= Malin Broman =

Swedish violinist

Malin Broman (born 24 May 1975) is a Swedish violinist. She is concertmaster of the Swedish Radio Symphony Orchestra, a member of the Kungsbacka Piano Trio, the Nash Ensemble of London, and the Stockholm Syndrome Ensemble.

==Career==
Broman is a frequently hired violinist, both as a soloist and as a chamber musician. She also teaches at the Guildhall School of Music and Drama in London. She previously taught at the College of Stage and Music at the University of Gothenburg.

Broman is the grand-niece of Sten Broman. She was a summer host in Sveriges Radio P1 on 23 July 2021.

In 2020, during COVID lockdowns, she recorded a performance of Mendelssohn's Octet, in which she played all eight parts.

She gave the first performance of Helen Grime's Violin Concerto.
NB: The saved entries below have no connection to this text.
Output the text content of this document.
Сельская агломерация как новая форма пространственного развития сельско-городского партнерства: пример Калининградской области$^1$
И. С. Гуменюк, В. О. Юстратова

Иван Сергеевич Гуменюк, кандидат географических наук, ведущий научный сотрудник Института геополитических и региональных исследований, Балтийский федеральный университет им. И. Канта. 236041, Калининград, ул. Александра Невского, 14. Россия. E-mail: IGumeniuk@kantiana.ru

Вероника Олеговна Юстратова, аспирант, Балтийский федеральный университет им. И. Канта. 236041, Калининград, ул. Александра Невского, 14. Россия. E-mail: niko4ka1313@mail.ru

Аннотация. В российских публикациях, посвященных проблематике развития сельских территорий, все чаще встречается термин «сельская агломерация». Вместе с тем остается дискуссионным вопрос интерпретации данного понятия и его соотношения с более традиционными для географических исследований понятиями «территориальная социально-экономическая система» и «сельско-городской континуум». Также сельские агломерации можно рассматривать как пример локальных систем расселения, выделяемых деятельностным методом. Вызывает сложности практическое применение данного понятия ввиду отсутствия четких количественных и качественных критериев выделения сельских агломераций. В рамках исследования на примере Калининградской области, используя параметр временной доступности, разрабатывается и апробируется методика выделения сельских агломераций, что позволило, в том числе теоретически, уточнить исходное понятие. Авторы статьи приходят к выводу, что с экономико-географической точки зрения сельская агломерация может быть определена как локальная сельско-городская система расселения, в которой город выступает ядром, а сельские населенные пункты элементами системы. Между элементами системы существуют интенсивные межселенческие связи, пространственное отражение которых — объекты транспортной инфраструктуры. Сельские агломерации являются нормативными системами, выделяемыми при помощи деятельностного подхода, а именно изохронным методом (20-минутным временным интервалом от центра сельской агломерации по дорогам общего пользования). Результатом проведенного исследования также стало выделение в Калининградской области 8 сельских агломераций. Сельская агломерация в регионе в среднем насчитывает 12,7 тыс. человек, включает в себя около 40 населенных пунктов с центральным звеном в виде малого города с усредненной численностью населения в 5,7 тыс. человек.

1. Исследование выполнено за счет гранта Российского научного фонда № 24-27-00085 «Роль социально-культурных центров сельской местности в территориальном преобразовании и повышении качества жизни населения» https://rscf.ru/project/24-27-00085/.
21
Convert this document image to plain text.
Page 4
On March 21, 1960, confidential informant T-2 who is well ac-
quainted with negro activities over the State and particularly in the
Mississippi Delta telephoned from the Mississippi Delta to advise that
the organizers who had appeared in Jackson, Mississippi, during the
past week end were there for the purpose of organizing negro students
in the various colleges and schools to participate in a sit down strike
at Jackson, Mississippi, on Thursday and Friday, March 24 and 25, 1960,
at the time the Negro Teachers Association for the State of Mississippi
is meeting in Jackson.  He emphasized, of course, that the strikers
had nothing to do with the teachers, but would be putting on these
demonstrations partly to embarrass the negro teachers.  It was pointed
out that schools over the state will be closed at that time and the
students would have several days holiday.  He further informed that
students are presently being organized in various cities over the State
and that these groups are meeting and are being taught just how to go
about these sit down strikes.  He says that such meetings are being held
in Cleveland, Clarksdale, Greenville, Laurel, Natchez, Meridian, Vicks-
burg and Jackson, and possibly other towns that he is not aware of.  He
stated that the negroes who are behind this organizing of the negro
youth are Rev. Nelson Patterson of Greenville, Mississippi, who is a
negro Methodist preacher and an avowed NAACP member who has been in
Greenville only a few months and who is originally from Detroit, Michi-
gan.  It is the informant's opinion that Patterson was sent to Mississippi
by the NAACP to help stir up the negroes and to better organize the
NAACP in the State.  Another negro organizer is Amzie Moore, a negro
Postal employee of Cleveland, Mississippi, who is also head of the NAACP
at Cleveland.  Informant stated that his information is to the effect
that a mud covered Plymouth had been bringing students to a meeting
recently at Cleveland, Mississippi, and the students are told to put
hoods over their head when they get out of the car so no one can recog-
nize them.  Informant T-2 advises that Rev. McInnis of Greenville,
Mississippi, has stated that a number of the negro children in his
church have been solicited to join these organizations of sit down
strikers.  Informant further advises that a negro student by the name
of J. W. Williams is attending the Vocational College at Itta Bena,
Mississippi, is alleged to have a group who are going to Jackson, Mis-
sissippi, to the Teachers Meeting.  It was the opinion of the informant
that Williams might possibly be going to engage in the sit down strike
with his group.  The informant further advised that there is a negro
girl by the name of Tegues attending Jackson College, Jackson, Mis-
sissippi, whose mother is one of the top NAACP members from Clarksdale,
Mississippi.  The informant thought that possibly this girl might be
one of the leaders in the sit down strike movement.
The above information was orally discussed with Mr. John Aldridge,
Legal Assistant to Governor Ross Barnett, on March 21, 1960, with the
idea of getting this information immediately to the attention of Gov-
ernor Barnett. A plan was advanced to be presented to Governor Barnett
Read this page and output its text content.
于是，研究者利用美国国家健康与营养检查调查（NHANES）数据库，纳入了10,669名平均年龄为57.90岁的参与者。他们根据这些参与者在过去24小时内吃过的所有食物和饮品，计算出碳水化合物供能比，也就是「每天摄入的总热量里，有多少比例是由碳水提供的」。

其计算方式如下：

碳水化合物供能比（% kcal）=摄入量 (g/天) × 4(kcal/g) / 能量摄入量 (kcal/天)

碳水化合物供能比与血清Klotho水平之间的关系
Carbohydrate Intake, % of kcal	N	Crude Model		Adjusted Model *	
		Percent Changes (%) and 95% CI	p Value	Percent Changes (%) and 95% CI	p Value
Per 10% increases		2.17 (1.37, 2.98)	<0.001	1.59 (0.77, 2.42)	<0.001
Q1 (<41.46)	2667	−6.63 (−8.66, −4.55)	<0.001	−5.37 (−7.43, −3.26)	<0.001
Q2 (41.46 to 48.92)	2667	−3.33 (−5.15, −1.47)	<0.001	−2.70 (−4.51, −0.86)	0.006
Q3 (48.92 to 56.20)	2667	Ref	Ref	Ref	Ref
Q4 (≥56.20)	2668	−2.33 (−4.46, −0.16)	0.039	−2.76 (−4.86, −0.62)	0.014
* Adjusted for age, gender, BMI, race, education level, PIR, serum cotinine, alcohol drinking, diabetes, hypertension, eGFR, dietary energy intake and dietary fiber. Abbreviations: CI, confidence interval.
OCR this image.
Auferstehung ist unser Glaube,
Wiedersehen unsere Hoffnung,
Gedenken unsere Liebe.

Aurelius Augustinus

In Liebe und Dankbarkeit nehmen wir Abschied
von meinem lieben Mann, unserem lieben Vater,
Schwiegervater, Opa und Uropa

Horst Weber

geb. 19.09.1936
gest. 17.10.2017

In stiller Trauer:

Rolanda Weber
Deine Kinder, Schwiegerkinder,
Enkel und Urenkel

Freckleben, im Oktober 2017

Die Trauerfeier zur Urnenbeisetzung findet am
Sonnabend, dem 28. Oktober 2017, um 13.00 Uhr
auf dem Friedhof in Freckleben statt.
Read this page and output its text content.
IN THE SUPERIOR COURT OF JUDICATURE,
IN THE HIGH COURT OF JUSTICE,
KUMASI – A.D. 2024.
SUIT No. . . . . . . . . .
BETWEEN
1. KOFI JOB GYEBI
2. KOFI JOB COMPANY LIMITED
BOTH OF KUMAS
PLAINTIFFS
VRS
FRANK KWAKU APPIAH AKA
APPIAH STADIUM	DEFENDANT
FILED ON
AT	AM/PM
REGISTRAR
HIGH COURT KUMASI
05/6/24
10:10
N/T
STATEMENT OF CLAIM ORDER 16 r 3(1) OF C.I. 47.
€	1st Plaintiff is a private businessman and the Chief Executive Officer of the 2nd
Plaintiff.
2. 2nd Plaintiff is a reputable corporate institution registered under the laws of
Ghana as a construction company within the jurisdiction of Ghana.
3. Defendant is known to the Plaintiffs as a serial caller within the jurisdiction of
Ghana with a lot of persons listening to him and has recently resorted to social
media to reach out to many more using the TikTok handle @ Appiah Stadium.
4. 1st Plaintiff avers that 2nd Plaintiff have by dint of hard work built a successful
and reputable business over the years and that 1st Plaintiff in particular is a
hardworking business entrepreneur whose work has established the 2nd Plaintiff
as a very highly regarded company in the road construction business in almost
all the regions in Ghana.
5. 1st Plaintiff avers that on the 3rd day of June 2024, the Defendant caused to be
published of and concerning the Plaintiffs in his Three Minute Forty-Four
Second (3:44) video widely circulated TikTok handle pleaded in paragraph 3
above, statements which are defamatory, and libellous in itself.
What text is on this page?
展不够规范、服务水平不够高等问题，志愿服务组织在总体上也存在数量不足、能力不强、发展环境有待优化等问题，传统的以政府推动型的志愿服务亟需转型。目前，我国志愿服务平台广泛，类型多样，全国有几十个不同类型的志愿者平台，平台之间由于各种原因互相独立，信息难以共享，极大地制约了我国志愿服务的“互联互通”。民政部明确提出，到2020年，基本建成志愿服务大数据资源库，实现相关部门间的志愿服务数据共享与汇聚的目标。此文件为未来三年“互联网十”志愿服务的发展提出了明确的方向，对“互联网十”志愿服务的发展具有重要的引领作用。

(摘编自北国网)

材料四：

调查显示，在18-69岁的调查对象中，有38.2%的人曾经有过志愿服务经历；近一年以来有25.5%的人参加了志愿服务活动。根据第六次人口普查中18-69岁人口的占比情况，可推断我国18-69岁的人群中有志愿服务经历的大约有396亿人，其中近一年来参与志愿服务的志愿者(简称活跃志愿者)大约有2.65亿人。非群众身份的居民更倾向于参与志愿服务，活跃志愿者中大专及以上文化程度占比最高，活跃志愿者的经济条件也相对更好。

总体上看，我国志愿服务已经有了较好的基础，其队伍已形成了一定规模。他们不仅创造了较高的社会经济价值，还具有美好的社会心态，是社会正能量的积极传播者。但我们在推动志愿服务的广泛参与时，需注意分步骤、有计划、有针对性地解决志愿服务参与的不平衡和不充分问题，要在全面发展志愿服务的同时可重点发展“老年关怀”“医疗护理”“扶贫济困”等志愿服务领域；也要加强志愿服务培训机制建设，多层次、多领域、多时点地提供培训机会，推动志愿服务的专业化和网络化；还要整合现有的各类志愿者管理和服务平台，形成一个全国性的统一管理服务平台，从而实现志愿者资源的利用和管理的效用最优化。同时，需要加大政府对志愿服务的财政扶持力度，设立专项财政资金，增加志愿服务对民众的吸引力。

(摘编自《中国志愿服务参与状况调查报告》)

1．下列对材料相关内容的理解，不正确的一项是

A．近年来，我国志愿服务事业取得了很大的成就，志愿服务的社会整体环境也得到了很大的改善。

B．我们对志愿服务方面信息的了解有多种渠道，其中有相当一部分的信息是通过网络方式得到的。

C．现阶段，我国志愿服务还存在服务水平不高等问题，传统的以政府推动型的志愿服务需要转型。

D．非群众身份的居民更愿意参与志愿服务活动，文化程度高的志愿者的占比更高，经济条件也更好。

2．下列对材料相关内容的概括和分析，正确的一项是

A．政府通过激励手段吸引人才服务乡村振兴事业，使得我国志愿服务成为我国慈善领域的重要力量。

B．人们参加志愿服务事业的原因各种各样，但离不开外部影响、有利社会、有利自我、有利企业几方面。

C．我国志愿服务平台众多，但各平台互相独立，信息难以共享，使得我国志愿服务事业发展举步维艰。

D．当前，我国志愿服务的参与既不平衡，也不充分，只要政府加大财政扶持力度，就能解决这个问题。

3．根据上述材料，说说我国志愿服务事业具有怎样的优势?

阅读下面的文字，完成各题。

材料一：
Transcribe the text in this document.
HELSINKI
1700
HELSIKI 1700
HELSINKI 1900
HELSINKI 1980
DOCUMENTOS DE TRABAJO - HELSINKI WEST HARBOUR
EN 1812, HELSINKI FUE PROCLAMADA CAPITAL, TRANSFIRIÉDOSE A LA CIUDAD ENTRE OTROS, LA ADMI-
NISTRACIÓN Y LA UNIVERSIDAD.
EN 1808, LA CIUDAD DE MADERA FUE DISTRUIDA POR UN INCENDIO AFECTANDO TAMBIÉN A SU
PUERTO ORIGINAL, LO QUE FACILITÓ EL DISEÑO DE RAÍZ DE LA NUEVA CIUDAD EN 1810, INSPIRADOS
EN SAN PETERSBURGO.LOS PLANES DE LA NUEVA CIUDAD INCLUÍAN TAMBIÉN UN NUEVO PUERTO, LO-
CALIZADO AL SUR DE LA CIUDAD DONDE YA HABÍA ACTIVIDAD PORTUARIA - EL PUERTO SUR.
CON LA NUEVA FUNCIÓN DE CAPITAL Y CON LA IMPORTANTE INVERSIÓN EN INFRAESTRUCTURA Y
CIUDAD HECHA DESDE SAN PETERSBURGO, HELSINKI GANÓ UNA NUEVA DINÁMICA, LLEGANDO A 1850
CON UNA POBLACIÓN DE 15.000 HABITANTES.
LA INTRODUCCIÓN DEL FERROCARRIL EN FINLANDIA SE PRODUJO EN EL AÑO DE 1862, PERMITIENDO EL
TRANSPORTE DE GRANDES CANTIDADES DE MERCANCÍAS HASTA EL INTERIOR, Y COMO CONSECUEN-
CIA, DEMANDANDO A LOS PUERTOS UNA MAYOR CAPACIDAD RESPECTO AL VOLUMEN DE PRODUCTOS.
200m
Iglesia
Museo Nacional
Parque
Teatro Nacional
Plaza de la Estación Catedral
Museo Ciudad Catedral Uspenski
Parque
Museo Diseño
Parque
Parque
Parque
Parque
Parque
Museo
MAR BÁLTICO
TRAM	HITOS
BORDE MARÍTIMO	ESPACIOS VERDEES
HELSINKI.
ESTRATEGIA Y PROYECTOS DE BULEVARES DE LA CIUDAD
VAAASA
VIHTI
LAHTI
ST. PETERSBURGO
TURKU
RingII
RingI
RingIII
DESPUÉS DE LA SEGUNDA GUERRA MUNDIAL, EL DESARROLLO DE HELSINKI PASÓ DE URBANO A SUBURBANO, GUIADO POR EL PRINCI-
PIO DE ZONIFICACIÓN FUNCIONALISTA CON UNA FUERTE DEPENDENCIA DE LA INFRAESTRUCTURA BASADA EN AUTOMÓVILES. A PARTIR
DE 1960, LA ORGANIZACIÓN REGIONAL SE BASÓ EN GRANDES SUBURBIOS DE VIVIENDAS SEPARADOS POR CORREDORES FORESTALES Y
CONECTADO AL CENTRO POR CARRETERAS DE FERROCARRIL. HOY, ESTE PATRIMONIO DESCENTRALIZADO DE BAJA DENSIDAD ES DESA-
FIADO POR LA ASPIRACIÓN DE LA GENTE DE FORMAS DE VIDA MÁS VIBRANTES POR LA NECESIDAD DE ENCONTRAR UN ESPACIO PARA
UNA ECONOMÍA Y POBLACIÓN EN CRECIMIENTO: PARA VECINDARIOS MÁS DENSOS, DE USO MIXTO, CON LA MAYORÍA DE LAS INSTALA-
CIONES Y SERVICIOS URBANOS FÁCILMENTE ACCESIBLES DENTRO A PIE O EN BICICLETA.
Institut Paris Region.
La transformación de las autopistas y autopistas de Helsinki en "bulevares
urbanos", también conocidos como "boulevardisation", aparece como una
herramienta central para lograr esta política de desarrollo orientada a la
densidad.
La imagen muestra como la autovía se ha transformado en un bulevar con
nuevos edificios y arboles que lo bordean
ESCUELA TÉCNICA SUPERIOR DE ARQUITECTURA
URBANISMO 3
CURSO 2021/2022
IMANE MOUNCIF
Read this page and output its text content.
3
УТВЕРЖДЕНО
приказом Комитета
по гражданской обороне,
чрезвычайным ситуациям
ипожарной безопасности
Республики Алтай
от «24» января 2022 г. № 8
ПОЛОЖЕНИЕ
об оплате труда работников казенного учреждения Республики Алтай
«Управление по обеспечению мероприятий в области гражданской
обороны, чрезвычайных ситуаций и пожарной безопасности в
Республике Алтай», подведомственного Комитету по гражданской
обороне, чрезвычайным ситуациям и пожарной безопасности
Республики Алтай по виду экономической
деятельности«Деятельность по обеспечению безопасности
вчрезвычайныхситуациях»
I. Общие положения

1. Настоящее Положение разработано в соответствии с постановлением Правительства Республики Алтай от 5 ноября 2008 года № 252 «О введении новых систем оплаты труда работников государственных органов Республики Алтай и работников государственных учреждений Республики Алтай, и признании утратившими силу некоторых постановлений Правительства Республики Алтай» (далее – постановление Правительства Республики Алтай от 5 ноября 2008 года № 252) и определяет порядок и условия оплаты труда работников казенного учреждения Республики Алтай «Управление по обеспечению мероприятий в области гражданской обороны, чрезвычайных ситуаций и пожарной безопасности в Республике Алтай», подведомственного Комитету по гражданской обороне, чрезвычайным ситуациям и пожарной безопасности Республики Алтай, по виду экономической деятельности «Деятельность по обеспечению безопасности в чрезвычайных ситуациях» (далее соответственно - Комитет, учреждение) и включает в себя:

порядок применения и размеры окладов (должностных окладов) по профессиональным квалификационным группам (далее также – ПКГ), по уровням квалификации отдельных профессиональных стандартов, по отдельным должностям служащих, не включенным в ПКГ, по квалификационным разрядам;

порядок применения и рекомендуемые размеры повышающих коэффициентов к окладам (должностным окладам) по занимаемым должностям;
Broman plays a Stradivarius violin and a viola by Luigi Bajoni, which are loaned to her by the Järnåker Foundation.

==Prizes==
In 1994 Broman won third prize in the Eurovision competition for young musicians, and in the same year she won first prize and the audience prize in the Washington International Competition for Strings, Washington DC. In 1996 she won second prize in the Carl Nielsen International Music Competition in Odense, Denmark.

==Recordings==
Broman has recorded on the Hyperion, Alba, Bis and Naxos labels.

==Awards==
- Sten A Olsson's cultural grant (2000).
- Member of the Royal Academy of Music, Sweden (2008).
- HM The King's medal in gold of the 8th size (2019) for significant contributions to Swedish music life.
- The Medal for the Promotion of the Sound Arts, Sweden (2021).